‘I know who has harmed me’: The hidden ordeal of Albania’s political prisoners
With the fall of communism Albania amnestied thousands of political prisoners, but they say their persecutors remained masters of the political system and society learned nothing of communist cruelty
Five years ago, I met Ivan Denisovich – not the fictional character of Alexander Solzhenitsyn’s autobiographical story of life in the Russian gulag, but a former political prisoner from Albania.
Agron Hoxha was 19 when he tried to escape communism. He was caught at the southern border with Greece and sentenced to 22 years of hard labour, drilling blast holes in the copper mines of Spaç, in the mountainous north of the country. While there, Agron lost his father, his youth, and his dream of a life in the United States.

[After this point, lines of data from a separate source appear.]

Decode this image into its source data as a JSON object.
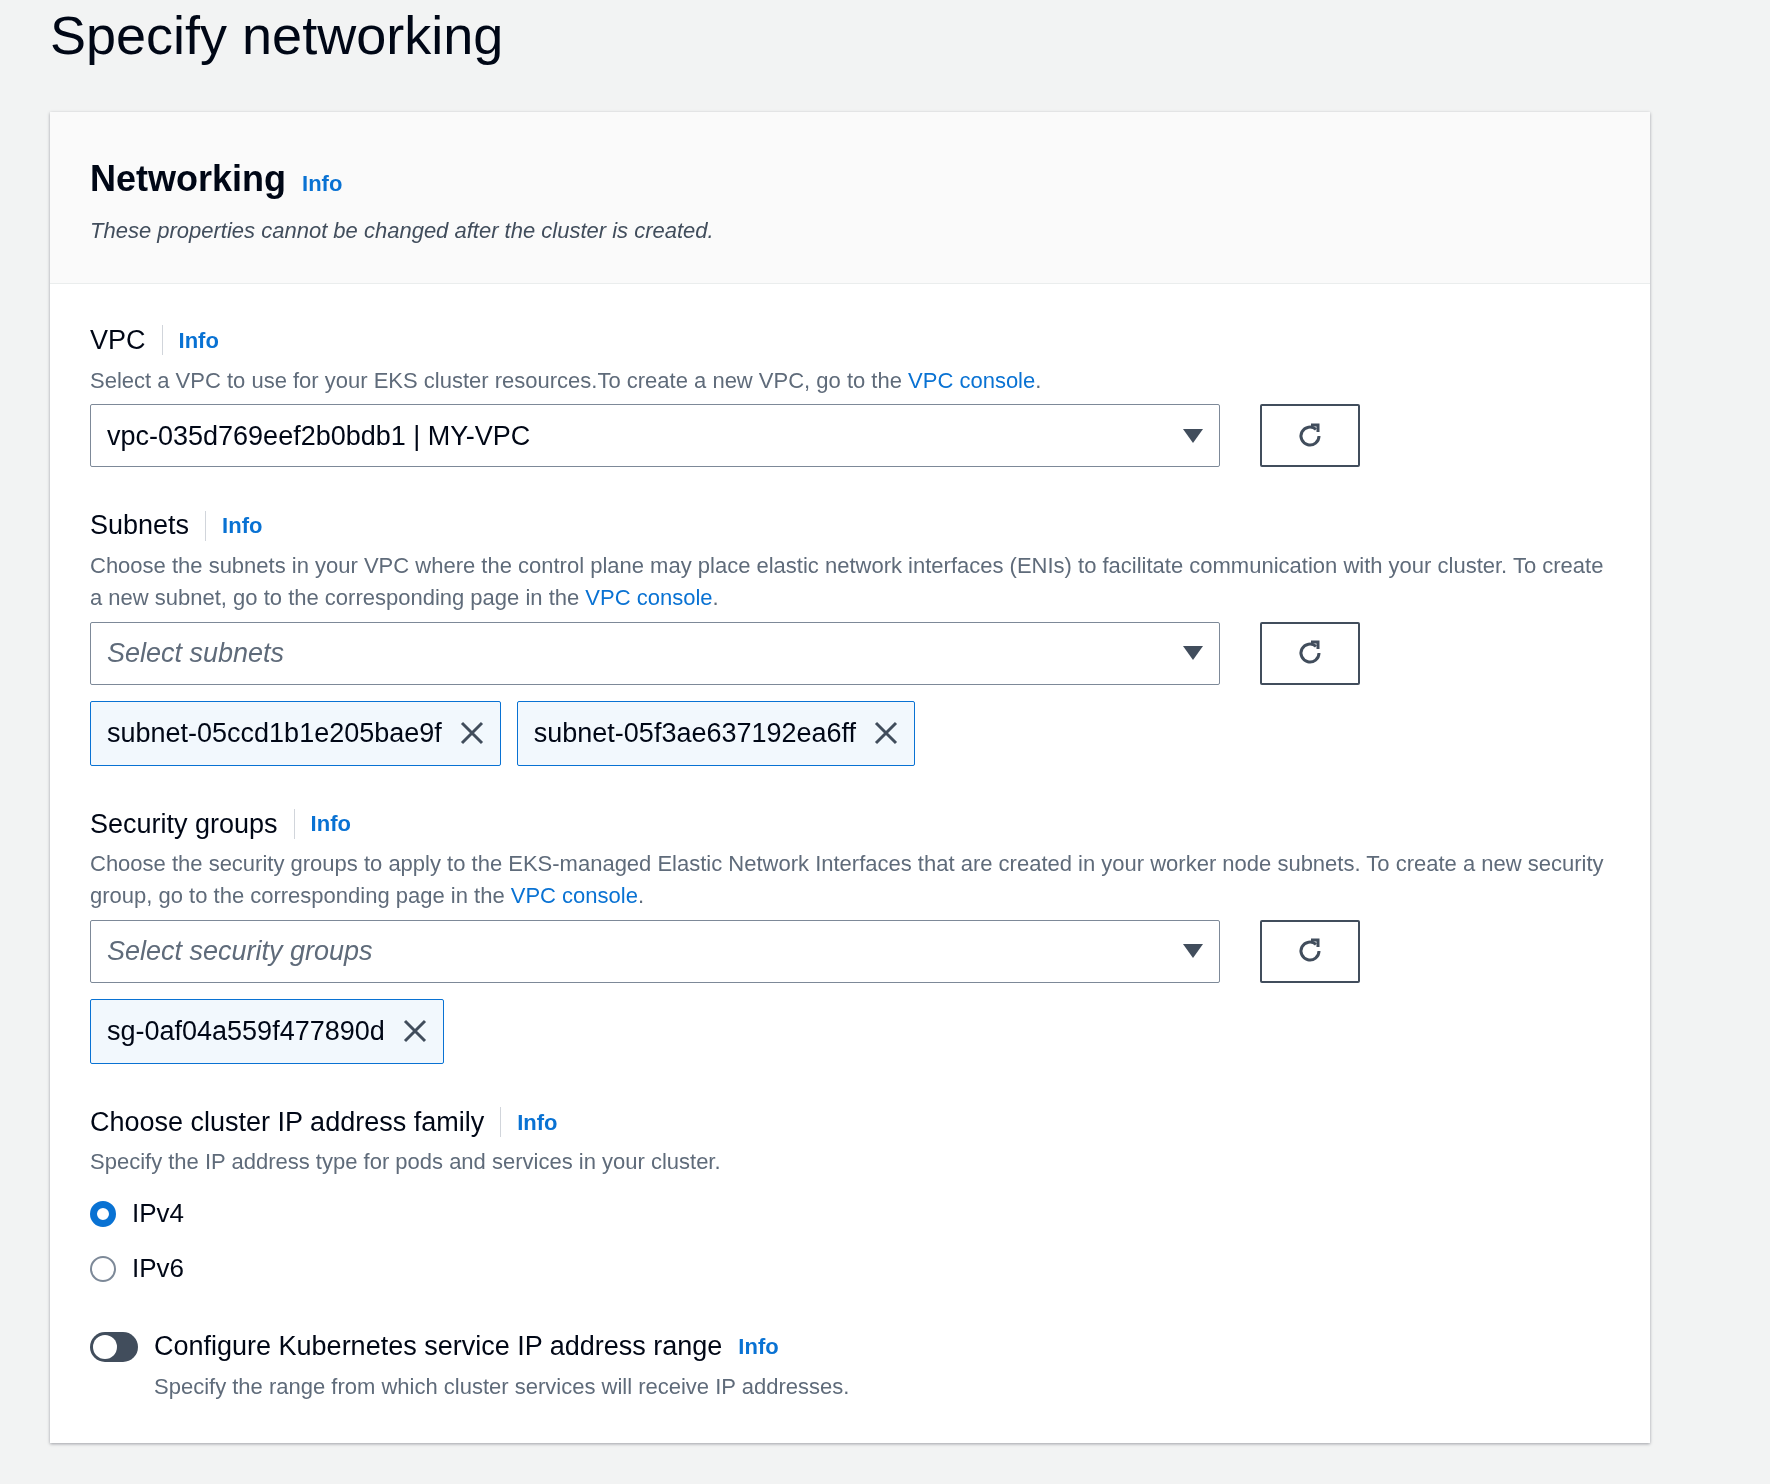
{
  "page_title": "Specify networking",
  "panel": {
    "title": "Networking",
    "info": "Info",
    "description": "These properties cannot be changed after the cluster is created."
  },
  "fields": [
    {
      "kind": "select",
      "label": "VPC",
      "info": "Info",
      "description": "Select a VPC to use for your EKS cluster resources.To create a new VPC, go to the ",
      "link": "VPC console",
      "description_end": ".",
      "value": "vpc-035d769eef2b0bdb1 | MY-VPC"
    },
    {
      "kind": "select",
      "label": "Subnets",
      "info": "Info",
      "description": "Choose the subnets in your VPC where the control plane may place elastic network interfaces (ENIs) to facilitate communication with your cluster. To create a new subnet, go to the corresponding page in the ",
      "link": "VPC console",
      "description_end": ".",
      "placeholder": "Select subnets",
      "tokens": [
        "subnet-05ccd1b1e205bae9f",
        "subnet-05f3ae637192ea6ff"
      ]
    },
    {
      "kind": "select",
      "label": "Security groups",
      "info": "Info",
      "description": "Choose the security groups to apply to the EKS-managed Elastic Network Interfaces that are created in your worker node subnets. To create a new security group, go to the corresponding page in the ",
      "link": "VPC console",
      "description_end": ".",
      "placeholder": "Select security groups",
      "tokens": [
        "sg-0af04a559f477890d"
      ]
    },
    {
      "kind": "radio",
      "label": "Choose cluster IP address family",
      "info": "Info",
      "description": "Specify the IP address type for pods and services in your cluster.",
      "options": [
        {
          "label": "IPv4",
          "selected": true
        },
        {
          "label": "IPv6",
          "selected": false
        }
      ]
    },
    {
      "kind": "toggle",
      "label": "Configure Kubernetes service IP address range",
      "info": "Info",
      "description": "Specify the range from which cluster services will receive IP addresses.",
      "on": false
    }
  ]
}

Agron taught me much about why Albania’s political culture remains problematic, and what Greece shares with it – even though it was spared communism.
“The police took us at 6:30 up into the mountains to the mines... I drilled holes and then others – workers, who weren’t political prisoners - put in the dynamite. It was forbidden for us to do so. The drilling made lots of dust. You couldn’t breathe.”
Each blast produced about 40 tonnes of ore. All of it had to be loaded onto carts before prisoners could leave. “We had to finish the work, or there would be a problem with the police,” Agron said. “There was hardly a day when someone didn’t have a rock fall on their head or break an arm… In the 13 years I was here, there were about 30-50 dead.”